Eu com a pouca idade que eu tinha, o que podia fazer ? Todo como
homem, que sou, quando foi [fui] na recruta [em Contuboel], foi [fui] o melhor apontador de morteiro 60 1115mm [?]. Depois na especialidade foi [fui] levado para mesmo na primeira companhia [que] foi na CCAÇ 2590 [/] CCAÇ 12] onde nunca esqueço [o] sufrimento [sofrimento] que sofri para [pela]
Minha Pátria Portuguesa, na Guiné Portuguesa.
Na verdade, [em] dois anos e alguns meses que fez [fiz] como operacional,
fez [fiz] 78 operações no mato do Xime, [na] zona do Xitole e até [em] Medina [Madina] do Boé, ao lado de Ganjadude [Canjadude]. Na minha companhia,
durante dois anos só sofremos 5 soldados [mortos], 4 pretos e um vranco [branco].
Depois fui transferido para Bissau como primeiro cabo, onde fui colgado [colocado]
no comando das transmissões [, quartel de Santa Luzia,]

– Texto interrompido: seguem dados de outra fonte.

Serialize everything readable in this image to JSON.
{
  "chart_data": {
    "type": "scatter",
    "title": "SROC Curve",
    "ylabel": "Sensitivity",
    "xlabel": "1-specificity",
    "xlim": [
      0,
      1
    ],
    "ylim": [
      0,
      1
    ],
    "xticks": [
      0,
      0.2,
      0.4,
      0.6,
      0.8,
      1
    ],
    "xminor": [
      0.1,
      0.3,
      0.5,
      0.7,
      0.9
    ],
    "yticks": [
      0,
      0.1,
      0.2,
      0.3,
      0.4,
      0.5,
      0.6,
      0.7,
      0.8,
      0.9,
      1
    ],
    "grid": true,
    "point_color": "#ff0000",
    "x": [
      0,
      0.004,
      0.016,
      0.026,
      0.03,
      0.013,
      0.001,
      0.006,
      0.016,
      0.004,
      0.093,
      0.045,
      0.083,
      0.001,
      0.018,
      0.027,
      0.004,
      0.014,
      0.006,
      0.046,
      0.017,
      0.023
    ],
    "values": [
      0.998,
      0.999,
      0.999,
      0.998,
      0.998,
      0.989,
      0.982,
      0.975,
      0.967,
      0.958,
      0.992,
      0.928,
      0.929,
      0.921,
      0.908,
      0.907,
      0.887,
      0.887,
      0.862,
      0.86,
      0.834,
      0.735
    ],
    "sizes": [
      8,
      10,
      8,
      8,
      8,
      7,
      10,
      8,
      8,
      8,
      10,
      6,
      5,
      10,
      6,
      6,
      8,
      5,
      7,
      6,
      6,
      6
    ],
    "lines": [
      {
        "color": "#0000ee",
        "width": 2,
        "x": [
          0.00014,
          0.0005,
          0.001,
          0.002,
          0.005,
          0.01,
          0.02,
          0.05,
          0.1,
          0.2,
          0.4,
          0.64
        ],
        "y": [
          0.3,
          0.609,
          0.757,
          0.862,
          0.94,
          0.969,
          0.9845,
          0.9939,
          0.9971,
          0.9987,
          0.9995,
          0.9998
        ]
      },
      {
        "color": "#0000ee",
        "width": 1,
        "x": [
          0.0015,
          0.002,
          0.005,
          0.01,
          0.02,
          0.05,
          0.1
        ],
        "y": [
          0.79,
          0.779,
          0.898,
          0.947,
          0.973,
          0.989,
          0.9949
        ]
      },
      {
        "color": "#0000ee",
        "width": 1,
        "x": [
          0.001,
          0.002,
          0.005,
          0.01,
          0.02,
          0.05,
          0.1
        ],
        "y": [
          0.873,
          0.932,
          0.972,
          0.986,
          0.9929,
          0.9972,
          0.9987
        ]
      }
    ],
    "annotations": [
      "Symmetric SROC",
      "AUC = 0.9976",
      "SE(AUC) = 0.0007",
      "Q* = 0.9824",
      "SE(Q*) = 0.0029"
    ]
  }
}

até ao fim de[da] guerra em 1974.
A pena [Apesar de] todosos portugueses era para [terem de] sair, eu com toda a vontade e [como ]sou [era] militar português, fui entre [foi-me entregue] um documento que disse [dizia que] tenho [tinha] licneça não limitada, até 31 de dezembro [de] [19]74, para [me a]presentar
em qualquer parte [em] que encontrar [enciontrasse] serviço português militar
ou civil. Na verdade já não podia estar na Guiné-Bissau
porque [o] partido que venceu [, o PAIGC], não quer [queria] ver nenhum soldado que era [fosse] português. Depois eu fui morar na República do Senegal
onde teve [estive] 11 anos [, até cerca de 1985]. Não tenho [tinha] meio[s] para ir para Portugal.
Depois de[do] Senegal, fui para a República do Mali onde teve [estive] um ano,
[também] não podia ira para Portugal, depois fou [fui] para [a] Costa do Marfim onde teve [estive] dois anos, [de seguida] fui para [o] Gana, 2 meses, fui para Burkina-Faso, onde fez [fiz] sete meses, fui oara [o] Togo, duas semanas,
fui para [o] Benin, [d]donde regressei-me para [a] Guiné-Conacri,
porque eu era [estava] já doente da perna direita.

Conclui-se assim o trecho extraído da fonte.